5. Scalability and Flexibility

  • Scalable Infrastructure: Using GitHub Actions allows for scalable and flexible infrastructure management. The workflows can easily be adjusted to accommodate changes in data sources or processing requirements.
  • Modularity: The separation of tasks into different scripts and workflows (e.g., data cleaning, Trie creation, database updates) makes the system modular. This modularity simplifies the process of updating individual components without affecting the entire pipeline.

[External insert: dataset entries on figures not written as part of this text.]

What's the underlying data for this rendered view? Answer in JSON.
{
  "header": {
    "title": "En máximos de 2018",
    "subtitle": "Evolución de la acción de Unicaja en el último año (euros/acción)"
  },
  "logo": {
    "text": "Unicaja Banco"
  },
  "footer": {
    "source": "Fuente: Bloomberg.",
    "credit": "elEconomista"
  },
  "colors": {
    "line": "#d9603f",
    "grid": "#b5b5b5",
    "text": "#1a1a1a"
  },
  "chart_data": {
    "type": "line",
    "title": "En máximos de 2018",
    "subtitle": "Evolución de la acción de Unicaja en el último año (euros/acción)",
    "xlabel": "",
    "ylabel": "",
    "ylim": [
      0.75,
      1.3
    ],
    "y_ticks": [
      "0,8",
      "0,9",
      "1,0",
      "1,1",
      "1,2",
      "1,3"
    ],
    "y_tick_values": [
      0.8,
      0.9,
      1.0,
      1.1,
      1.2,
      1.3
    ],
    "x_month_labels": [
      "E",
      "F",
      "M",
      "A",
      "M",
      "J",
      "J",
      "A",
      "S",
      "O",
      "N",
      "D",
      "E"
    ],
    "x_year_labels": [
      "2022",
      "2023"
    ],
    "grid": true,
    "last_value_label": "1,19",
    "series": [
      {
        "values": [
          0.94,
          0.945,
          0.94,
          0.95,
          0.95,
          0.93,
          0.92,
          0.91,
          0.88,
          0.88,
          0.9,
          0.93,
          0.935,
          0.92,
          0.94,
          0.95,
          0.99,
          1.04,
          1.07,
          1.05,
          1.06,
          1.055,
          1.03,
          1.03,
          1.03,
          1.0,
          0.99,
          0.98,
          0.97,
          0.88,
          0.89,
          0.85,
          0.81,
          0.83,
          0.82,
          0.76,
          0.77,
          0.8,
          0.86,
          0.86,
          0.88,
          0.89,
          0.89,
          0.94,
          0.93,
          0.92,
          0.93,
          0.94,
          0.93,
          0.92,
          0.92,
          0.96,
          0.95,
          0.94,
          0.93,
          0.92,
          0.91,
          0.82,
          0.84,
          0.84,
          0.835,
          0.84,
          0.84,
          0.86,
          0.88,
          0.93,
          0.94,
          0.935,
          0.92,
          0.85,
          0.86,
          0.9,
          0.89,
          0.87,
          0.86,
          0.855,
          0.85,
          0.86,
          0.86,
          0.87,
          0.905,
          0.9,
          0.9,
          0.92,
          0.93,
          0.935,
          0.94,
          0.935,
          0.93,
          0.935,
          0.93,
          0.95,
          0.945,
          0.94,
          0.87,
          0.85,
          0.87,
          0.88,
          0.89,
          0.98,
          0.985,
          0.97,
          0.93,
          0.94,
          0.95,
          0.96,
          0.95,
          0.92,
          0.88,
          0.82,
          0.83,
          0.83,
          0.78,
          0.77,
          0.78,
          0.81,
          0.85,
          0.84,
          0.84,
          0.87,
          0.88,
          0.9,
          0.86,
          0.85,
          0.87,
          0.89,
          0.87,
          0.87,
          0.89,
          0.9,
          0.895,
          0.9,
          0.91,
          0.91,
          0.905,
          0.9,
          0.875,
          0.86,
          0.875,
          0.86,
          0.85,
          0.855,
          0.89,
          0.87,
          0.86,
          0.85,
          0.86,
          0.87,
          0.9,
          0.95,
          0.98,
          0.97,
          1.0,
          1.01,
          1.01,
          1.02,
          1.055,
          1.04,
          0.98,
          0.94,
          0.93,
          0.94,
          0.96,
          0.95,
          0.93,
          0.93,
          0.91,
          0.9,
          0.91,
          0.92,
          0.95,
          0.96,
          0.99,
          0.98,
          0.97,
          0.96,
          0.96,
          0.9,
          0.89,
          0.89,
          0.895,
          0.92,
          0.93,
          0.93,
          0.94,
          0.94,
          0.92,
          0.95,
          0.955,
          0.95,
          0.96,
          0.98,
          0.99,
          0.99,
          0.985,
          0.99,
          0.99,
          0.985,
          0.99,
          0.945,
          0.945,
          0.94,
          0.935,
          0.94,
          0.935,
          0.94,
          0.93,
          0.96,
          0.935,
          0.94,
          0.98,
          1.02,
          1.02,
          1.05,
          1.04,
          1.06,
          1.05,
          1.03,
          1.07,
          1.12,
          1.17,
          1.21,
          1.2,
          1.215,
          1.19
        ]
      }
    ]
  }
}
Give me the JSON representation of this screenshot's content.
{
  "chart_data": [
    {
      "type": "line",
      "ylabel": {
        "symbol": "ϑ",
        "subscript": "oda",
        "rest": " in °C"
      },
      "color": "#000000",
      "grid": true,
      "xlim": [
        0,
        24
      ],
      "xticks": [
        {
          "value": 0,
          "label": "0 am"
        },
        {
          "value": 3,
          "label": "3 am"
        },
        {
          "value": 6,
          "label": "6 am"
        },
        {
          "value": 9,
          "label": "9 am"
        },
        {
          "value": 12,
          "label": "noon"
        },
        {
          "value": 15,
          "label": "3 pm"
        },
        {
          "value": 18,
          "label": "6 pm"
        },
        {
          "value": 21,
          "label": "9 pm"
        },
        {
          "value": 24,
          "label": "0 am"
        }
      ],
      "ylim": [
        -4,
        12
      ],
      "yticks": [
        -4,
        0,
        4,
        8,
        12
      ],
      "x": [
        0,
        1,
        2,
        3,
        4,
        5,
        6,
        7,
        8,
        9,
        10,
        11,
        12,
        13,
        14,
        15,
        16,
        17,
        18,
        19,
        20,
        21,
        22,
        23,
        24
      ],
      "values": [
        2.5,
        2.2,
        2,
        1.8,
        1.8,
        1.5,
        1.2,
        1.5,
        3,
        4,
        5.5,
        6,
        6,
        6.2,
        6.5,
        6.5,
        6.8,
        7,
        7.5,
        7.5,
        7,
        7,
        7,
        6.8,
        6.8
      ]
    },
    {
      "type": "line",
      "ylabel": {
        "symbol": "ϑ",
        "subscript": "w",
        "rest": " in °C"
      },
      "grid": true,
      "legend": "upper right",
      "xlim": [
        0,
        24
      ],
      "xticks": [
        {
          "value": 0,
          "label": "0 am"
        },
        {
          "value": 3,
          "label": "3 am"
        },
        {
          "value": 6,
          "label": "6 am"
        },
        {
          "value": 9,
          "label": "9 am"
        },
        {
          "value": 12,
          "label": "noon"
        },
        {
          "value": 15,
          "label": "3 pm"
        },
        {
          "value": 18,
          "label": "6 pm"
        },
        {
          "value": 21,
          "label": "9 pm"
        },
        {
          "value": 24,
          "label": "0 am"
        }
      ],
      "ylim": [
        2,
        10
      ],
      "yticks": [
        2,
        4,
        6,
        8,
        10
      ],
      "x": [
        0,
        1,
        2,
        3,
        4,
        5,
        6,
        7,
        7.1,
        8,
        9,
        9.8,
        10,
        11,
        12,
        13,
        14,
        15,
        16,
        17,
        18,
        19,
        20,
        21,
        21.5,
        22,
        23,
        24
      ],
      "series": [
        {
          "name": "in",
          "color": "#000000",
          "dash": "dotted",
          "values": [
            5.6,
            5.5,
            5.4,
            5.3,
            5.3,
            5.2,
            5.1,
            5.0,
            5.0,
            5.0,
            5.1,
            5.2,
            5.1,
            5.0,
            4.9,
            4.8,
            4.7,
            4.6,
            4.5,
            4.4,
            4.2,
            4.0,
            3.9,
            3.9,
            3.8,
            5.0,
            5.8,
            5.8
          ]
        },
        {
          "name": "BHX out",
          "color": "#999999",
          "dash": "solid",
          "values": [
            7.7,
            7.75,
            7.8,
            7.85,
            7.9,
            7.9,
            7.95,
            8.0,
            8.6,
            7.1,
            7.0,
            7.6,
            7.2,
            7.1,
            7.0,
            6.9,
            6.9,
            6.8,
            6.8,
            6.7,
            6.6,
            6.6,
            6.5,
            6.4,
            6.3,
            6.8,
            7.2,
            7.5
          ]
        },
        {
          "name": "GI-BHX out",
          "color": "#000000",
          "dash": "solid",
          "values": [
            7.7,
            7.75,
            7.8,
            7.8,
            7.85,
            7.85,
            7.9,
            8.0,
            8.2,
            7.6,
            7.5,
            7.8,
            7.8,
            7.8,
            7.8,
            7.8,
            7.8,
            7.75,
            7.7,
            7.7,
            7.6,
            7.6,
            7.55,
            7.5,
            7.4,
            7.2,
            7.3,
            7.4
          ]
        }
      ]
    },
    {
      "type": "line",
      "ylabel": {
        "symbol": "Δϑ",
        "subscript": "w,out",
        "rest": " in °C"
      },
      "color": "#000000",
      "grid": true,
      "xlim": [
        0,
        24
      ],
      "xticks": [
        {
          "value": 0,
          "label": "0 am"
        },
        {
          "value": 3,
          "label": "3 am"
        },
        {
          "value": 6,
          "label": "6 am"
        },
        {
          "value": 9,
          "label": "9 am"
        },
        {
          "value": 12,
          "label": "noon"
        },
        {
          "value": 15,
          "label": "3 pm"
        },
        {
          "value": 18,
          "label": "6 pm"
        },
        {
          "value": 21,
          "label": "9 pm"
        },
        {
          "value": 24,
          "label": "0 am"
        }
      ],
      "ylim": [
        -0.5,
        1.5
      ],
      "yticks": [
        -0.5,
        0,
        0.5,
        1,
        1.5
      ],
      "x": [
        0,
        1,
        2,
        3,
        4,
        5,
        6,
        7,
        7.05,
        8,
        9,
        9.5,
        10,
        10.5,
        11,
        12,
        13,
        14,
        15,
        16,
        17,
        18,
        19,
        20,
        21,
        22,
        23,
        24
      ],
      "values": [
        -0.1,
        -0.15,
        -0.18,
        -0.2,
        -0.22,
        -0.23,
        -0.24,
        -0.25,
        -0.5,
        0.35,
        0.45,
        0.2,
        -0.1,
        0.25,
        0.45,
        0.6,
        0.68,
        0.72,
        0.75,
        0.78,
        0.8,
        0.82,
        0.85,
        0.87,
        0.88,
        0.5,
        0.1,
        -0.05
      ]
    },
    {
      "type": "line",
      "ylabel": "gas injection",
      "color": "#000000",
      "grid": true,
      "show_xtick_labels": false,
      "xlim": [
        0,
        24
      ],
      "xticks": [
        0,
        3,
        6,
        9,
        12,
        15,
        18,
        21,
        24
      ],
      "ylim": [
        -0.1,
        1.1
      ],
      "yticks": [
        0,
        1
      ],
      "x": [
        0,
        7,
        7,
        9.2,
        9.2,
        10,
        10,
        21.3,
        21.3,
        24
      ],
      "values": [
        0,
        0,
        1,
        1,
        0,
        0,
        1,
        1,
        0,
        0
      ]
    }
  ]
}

6. Reliability and Robustness

  • Continuous Integration: The automated testing of the Trie ensures that any changes to the data or the codebase do not introduce errors. This continuous integration approach increases the reliability of the application.
  • Redundancy: Regular updates and tests provide redundancy, ensuring that even if a particular update fails, the previous data remains intact and functional.

Conclusion

This approach leverages the power of automation, scheduled tasks, and version control to create a robust, reliable, and user-friendly stock research web application. By ensuring that data is always current and accurate, and by automating time-consuming tasks, this method provides a solid foundation for delivering high-quality financial insights to users. The combination of efficient data processing, automated workflows, and regular testing enhances both the functionality and maintainability of the application.